From our perspective, one of the easiest ways to illustrate this point is to simply look at some back issues of this newspaper. And indeed, it’s difficult to page through more than just a few editions without stumbling upon some sort of Kraftrelated news.

Before illustrating this point, it should be mentioned that Kraft has been known by several different names over the years, including, among others, Kraft-Phenix Cheese, Kraftco Corporation, Kraft General Foods and, currently, the Kraft Heinz Company.

So, back in our Oct. 26, 1929 issue, we reported that contracts had been awarded by the Kraft-Phenix Cheese Corporation, of Chicago, for the enlargement of their plant in Beaver Dam, WI.
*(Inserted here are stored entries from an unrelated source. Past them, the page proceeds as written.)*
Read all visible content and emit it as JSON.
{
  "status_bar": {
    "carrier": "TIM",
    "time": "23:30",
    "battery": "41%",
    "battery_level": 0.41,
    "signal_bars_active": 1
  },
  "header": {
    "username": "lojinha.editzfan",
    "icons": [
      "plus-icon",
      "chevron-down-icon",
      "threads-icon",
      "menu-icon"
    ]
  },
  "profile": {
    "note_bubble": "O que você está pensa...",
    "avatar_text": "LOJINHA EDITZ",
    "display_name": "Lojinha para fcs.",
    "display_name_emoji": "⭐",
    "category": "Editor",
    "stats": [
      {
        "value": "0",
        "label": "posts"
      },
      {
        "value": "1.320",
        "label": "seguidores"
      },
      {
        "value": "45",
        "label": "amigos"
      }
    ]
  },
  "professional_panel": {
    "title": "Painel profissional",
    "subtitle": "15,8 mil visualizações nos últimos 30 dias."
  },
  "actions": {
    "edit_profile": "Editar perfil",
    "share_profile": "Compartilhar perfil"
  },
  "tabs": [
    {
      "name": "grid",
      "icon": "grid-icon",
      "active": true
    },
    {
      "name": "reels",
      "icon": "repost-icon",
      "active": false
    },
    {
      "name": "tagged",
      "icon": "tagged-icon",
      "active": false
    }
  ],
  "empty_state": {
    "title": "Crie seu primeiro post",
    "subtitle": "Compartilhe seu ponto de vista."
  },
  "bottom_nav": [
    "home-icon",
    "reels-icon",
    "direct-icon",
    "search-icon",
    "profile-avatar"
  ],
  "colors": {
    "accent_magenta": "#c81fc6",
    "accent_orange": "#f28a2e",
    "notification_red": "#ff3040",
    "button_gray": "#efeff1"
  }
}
Five weeks earlier, we reported that Kraft-Phenix Cheese had announced that it would increase its cheese plant capacity in Denison, TX, by an enlargement program, which will increase its daily milk consumption from 20,000 pounds to 75,000 pounds. The company was expected to begin an enlargement program in September 1929, it was announced by C.H. Kraft, who recently visited Denison from Chicago. C.H. (Charles Herbert) Kraft was one of J.L. Kraft’s brothers.

Several decades later, Kraft was again in the news, but for less-positive developments. Specifically, Kraft came under considerable criticism for its role in trading at the old National Cheese Exchange.

A University of Wisconsin- Madison study released in March 1996 concluded, among other things, that there was evidence that Kraft (which at that time was owned by Philip Morris Companies, Inc.) chose to sell cheese on the NCE “at a loss when it could have more profitably made the sales elsewhere. Such conduct constitutes trading against interest, the practice of purposely not selling at the profit-maximizing price.”

Two months later, in May of 1996, two subcommittees of the House Agriculture Committee held a hearing on that UW- Madison study. And less than a year later, the NCE closed and the cheese industry’s cash market moved to the CME in Chicago, where it remains today.

In the area of industry trade associations, Kraft has long been involved both on boards of directors as well as serving as officers. For example, Kraft leaders served on the board of the National Cheese Institute, and as presidents of that organization, for many years.

Yet another cheese-related area in which Kraft has had considerable impact is patents. Indeed, Kraft has been receiving patents for cheeserelated inventions for more than 100 years, starting with a patent awarded to James Lewis Kraft himself in June 1916 for a process of sterilizing cheese and an improved product produced by such process. The object of that invention was “to convert cheese of the Cheddar genus into such condition that it may be kept indefinitely without spoiling, under conditions which would ordinarily cause it to spoil, and to accomplish this result without substantially impairing the taste of the cheese.”

In the early decades of Kraft, the company received several other patents related to process cheese, including a patent in 1936 awarded to Norman Kraft, another of J.L. Kraft’s brothers, for an apparatus for heat-treating cheese. In more recent decades, Kraft has received patents for, among many other things, a method for making large sized blocks of cheese, methods for making lowfat cheeses, methods for making cream cheeses, and methods for making various processed cheese-type products.

Finally, and perhaps most importantly, it’s difficult if not impossible to list all of the plants that Kraft has owned or procured cheese from over the years, but the company’s long-time focus on improving cheese quality has benefitted the entire cheese industry.

The Kraft name will live on, both as a brand and as a company. But Kraft’s outsized presence in the cheese industry has been relegated to the history books.